I also just got my car serviced to ensure it is road-worthy and that I will make it to Brisbane. While on placement, I will still be required to pay for basic living expenses, such as food, fuel and parking. Additional expenses for placement include uniforms, specific shoes and multiple mandatory vaccinations.

This scholarship will alleviate financial strain and emotional load allowing me to fully embrace placement and gain maximum benefit from this learning opportunity.

 What steps should the government take going forward?

I ask the government to consider the following options, to alleviate the ongoing stress many university students will continue to experience while trying to complete a university education with mandatory placements:

  • Cover or subsidise some of the expenses associated with placement, in particular mandatory vaccinations, uniforms and accommodation
  • Make placement payments the minimum wage for the rest of us – not just those studying nursing, teaching, social work or midwifery
  • Increase the number of scholarships available for students having to undertake placements
  • Reduce the independent age, making Youth Allowance available for students under 22 years of age and/or reduce the combined parental income amount.

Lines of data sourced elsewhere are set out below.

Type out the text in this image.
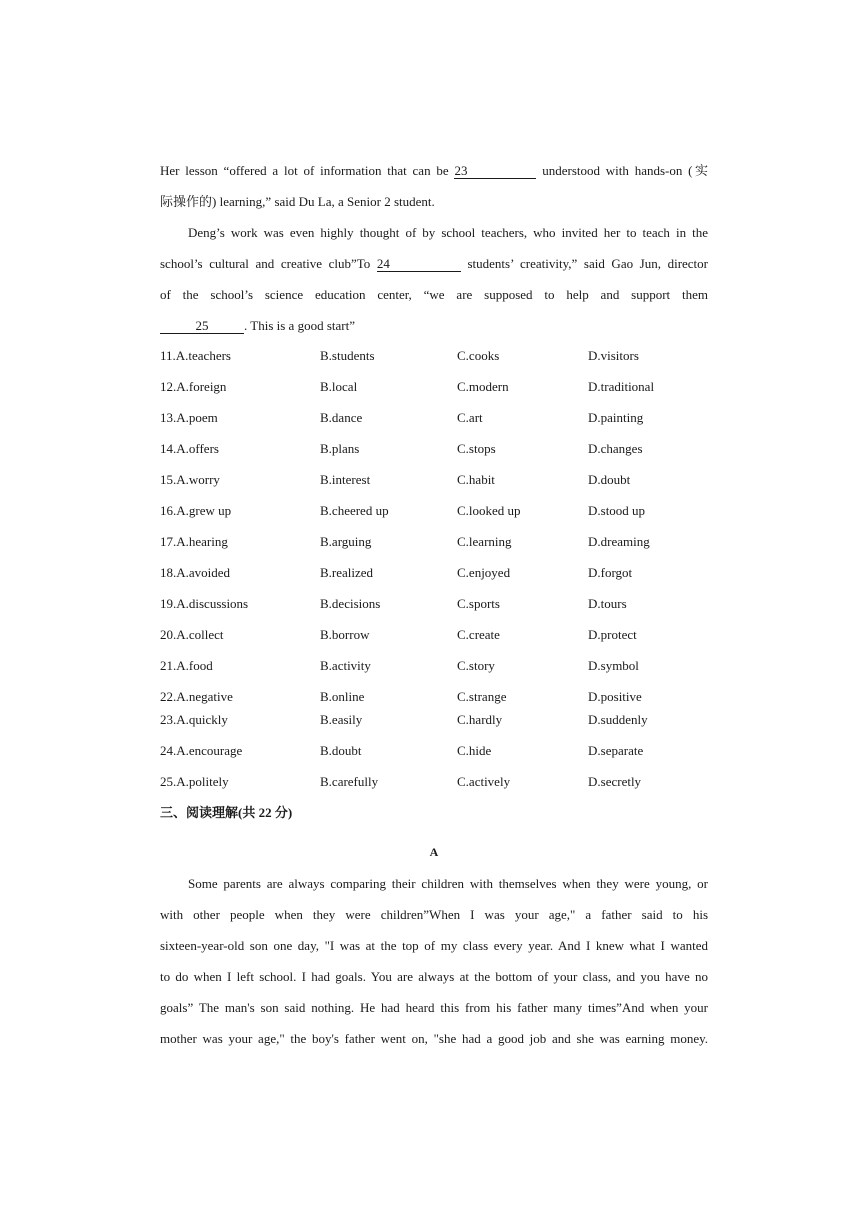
Her lesson “offered a lot of information that can be 23	understood with hands-on (实
际操作的) learning,” said Du La, a Senior 2 student.
Deng’s work was even highly thought of by school teachers, who invited her to teach in the
school’s cultural and creative club”To 24	students’ creativity,” said Gao Jun, director
of the school’s science education center, “we are supposed to help and support them
25	. This is a good start”
11.A.teachers	B.students	C.cooks	D.visitors
12.A.foreign	B.local	C.modern	D.traditional
13.A.poem	B.dance	C.art	D.painting
14.A.offers	B.plans	C.stops	D.changes
15.A.worry	B.interest	C.habit	D.doubt
16.A.grew up	B.cheered up	C.looked up	D.stood up
17.A.hearing	B.arguing	C.learning	D.dreaming
18.A.avoided	B.realized	C.enjoyed	D.forgot
19.A.discussions	B.decisions	C.sports	D.tours
20.A.collect	B.borrow	C.create	D.protect
21.A.food	B.activity	C.story	D.symbol
22.A.negative	B.online	C.strange	D.positive
23.A.quickly	B.easily	C.hardly	D.suddenly
24.A.encourage	B.doubt	C.hide	D.separate
25.A.politely	B.carefully	C.actively	D.secretly
三、阅读理解(共 22 分)
A
Some parents are always comparing their children with themselves when they were young, or
with other people when they were children”When I was your age," a father said to his
sixteen-year-old son one day, "I was at the top of my class every year. And I knew what I wanted
to do when I left school. I had goals. You are always at the bottom of your class, and you have no
goals” The man's son said nothing. He had heard this from his father many times”And when your
mother was your age," the boy's father went on, "she had a good job and she was earning money.
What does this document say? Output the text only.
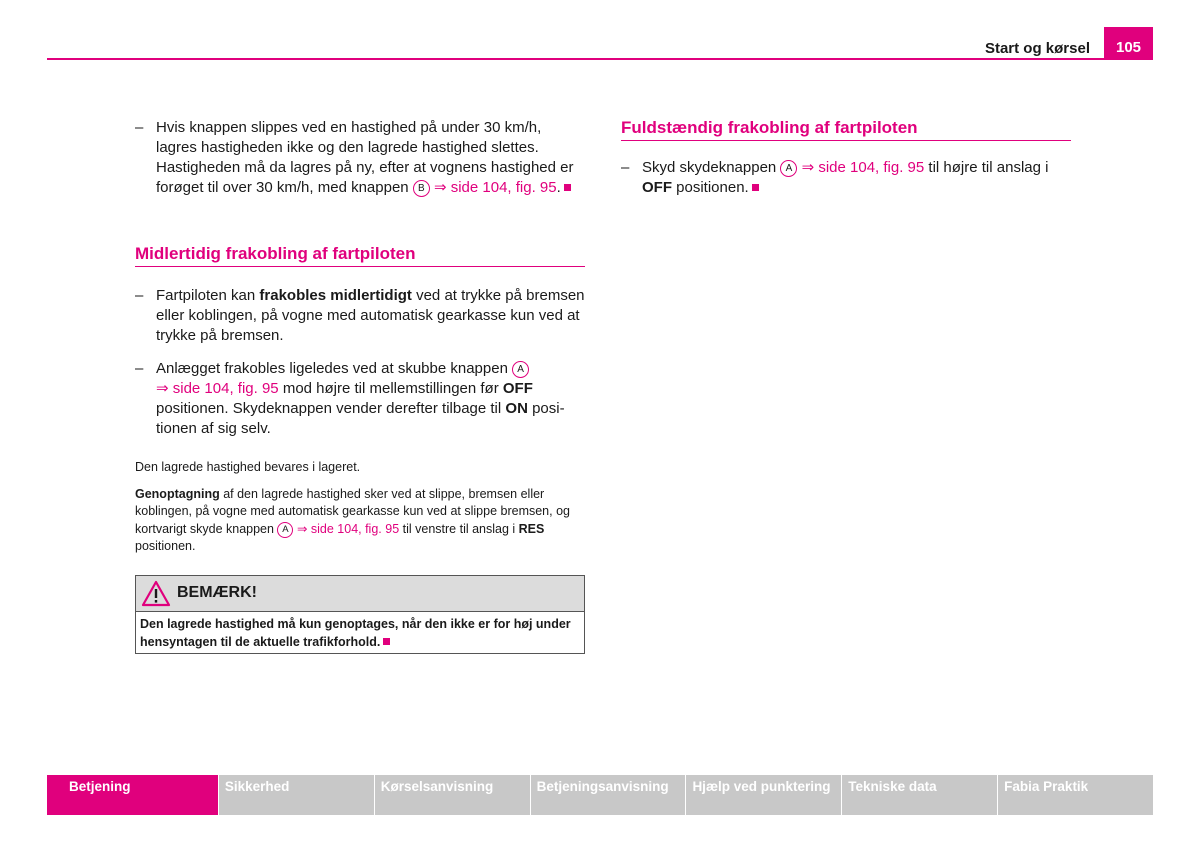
Start og kørsel	105

– Hvis knappen slippes ved en hastighed på under 30 km/h, lagres hastigheden ikke og den lagrede hastighed slettes. Hastigheden må da lagres på ny, efter at vognens hastighed er forøget til over 30 km/h, med knappen B ⇒ side 104, fig. 95.

Midlertidig frakobling af fartpiloten

– Fartpiloten kan frakobles midlertidigt ved at trykke på bremsen eller koblingen, på vogne med automatisk gearkasse kun ved at trykke på bremsen.

– Anlægget frakobles ligeledes ved at skubbe knappen A
⇒ side 104, fig. 95 mod højre til mellemstillingen før OFF positionen. Skydeknappen vender derefter tilbage til ON positionen af sig selv.

Den lagrede hastighed bevares i lageret.

Genoptagning af den lagrede hastighed sker ved at slippe, bremsen eller koblingen, på vogne med automatisk gearkasse kun ved at slippe bremsen, og kortvarigt skyde knappen A ⇒ side 104, fig. 95 til venstre til anslag i RES positionen.

BEMÆRK!
Den lagrede hastighed må kun genoptages, når den ikke er for høj under hensyntagen til de aktuelle trafikforhold.
Fuldstændig frakobling af fartpiloten

– Skyd skydeknappen A ⇒ side 104, fig. 95 til højre til anslag i OFF positionen.

Betjening	Sikkerhed	Kørselsanvisning	Betjeningsanvisning	Hjælp ved punktering	Tekniske data	Fabia Praktik
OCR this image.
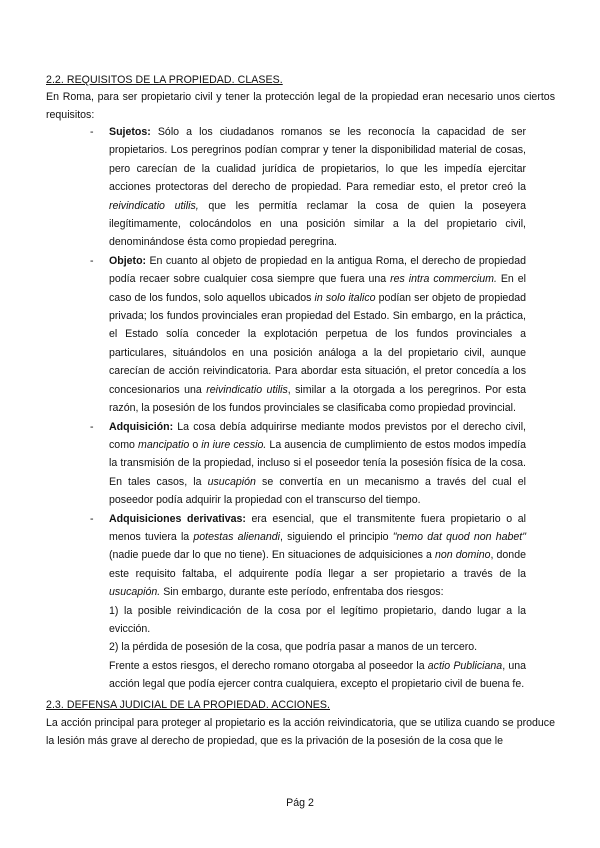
2.2. REQUISITOS DE LA PROPIEDAD. CLASES.
En Roma, para ser propietario civil y tener la protección legal de la propiedad eran necesario unos ciertos requisitos:
- Sujetos: Sólo a los ciudadanos romanos se les reconocía la capacidad de ser propietarios. Los peregrinos podían comprar y tener la disponibilidad material de cosas, pero carecían de la cualidad jurídica de propietarios, lo que les impedía ejercitar acciones protectoras del derecho de propiedad. Para remediar esto, el pretor creó la reivindicatio utilis, que les permitía reclamar la cosa de quien la poseyera ilegítimamente, colocándolos en una posición similar a la del propietario civil, denominándose ésta como propiedad peregrina.
- Objeto: En cuanto al objeto de propiedad en la antigua Roma, el derecho de propiedad podía recaer sobre cualquier cosa siempre que fuera una res intra commercium. En el caso de los fundos, solo aquellos ubicados in solo italico podían ser objeto de propiedad privada; los fundos provinciales eran propiedad del Estado. Sin embargo, en la práctica, el Estado solía conceder la explotación perpetua de los fundos provinciales a particulares, situándolos en una posición análoga a la del propietario civil, aunque carecían de acción reivindicatoria. Para abordar esta situación, el pretor concedía a los concesionarios una reivindicatio utilis, similar a la otorgada a los peregrinos. Por esta razón, la posesión de los fundos provinciales se clasificaba como propiedad provincial.
- Adquisición: La cosa debía adquirirse mediante modos previstos por el derecho civil, como mancipatio o in iure cessio. La ausencia de cumplimiento de estos modos impedía la transmisión de la propiedad, incluso si el poseedor tenía la posesión física de la cosa. En tales casos, la usucapión se convertía en un mecanismo a través del cual el poseedor podía adquirir la propiedad con el transcurso del tiempo.
- Adquisiciones derivativas: era esencial, que el transmitente fuera propietario o al menos tuviera la potestas alienandi, siguiendo el principio "nemo dat quod non habet" (nadie puede dar lo que no tiene). En situaciones de adquisiciones a non domino, donde este requisito faltaba, el adquirente podía llegar a ser propietario a través de la usucapión. Sin embargo, durante este período, enfrentaba dos riesgos:

1) la posible reivindicación de la cosa por el legítimo propietario, dando lugar a la evicción.

2) la pérdida de posesión de la cosa, que podría pasar a manos de un tercero.

Frente a estos riesgos, el derecho romano otorgaba al poseedor la actio Publiciana, una acción legal que podía ejercer contra cualquiera, excepto el propietario civil de buena fe.

2.3. DEFENSA JUDICIAL DE LA PROPIEDAD. ACCIONES.
La acción principal para proteger al propietario es la acción reivindicatoria, que se utiliza cuando se produce la lesión más grave al derecho de propiedad, que es la privación de la posesión de la cosa que le
Pág 2
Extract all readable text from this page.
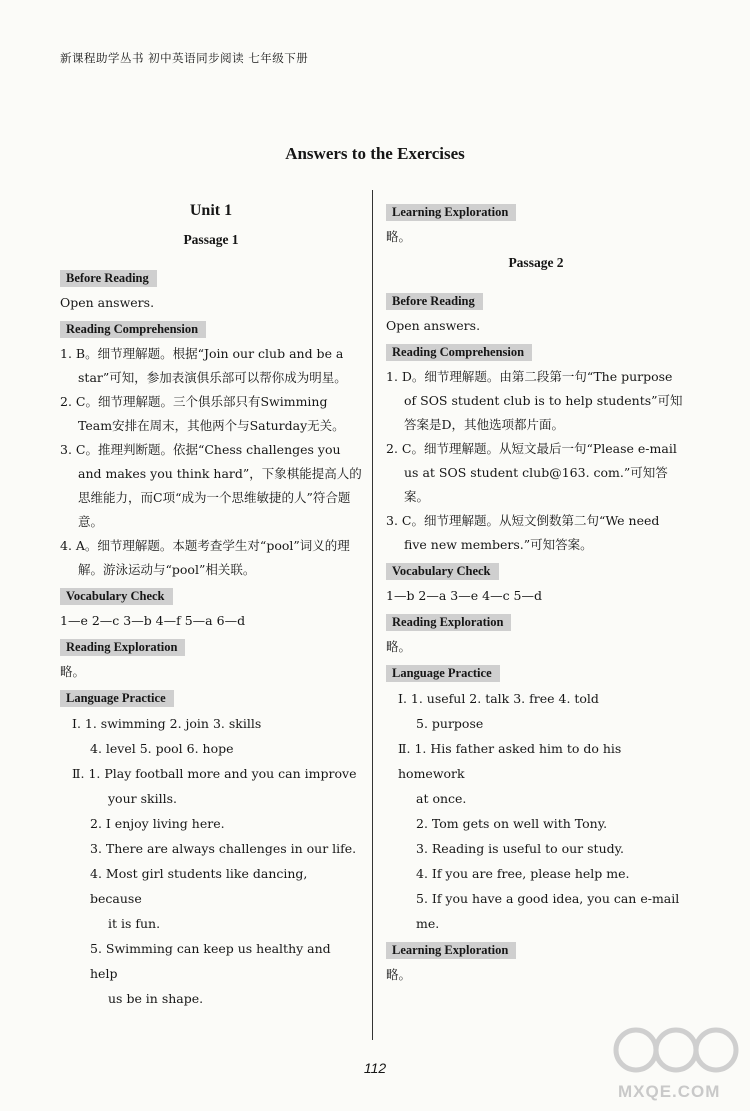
新课程助学丛书 初中英语同步阅读 七年级下册
Answers to the Exercises
Unit 1
Passage 1
Before Reading

Open answers.

Reading Comprehension

1. B。细节理解题。根据“Join our club and be a star”可知，参加表演俱乐部可以帮你成为明星。

2. C。细节理解题。三个俱乐部只有Swimming Team安排在周末，其他两个与Saturday无关。

3. C。推理判断题。依据“Chess challenges you and makes you think hard”，下象棋能提高人的思维能力，而C项“成为一个思维敏捷的人”符合题意。

4. A。细节理解题。本题考查学生对“pool”词义的理解。游泳运动与“pool”相关联。

Vocabulary Check

1—e 2—c 3—b 4—f 5—a 6—d

Reading Exploration

略。

Language Practice

Ⅰ. 1. swimming 2. join 3. skills

4. level 5. pool 6. hope

Ⅱ. 1. Play football more and you can improve

your skills.

2. I enjoy living here.

3. There are always challenges in our life.

4. Most girl students like dancing, because

it is fun.

5. Swimming can keep us healthy and help

us be in shape.

Learning Exploration

略。

Passage 2
Before Reading

Open answers.

Reading Comprehension

1. D。细节理解题。由第二段第一句“The purpose of SOS student club is to help students”可知答案是D，其他选项都片面。

2. C。细节理解题。从短文最后一句“Please e-mail us at SOS student club@163. com.”可知答案。

3. C。细节理解题。从短文倒数第二句“We need five new members.”可知答案。

Vocabulary Check

1—b 2—a 3—e 4—c 5—d

Reading Exploration

略。

Language Practice

Ⅰ. 1. useful 2. talk 3. free 4. told

5. purpose

Ⅱ. 1. His father asked him to do his homework

at once.

2. Tom gets on well with Tony.

3. Reading is useful to our study.

4. If you are free, please help me.

5. If you have a good idea, you can e-mail me.

Learning Exploration

略。

112
MXQE.COM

My parents earned just above the combined income, so I was only eligible for Centrelink this year when I turned 22 (my fourth year of university). This also meant I was not eligible for most scholarships until now as they will not consider you if you’re not receiving Centrelink payments as this shows ‘financial hardship’. This is despite the fact that my parents cannot afford to financially support me, so I continue to struggle to support myself through this degree.

I implore the government to make changes that encourage students to attend and complete university, rather than having to battle through what is fast becoming a very broken system. The current system makes a university qualification almost unattainable in the modern day, particularly amid a cost-of-living crisis.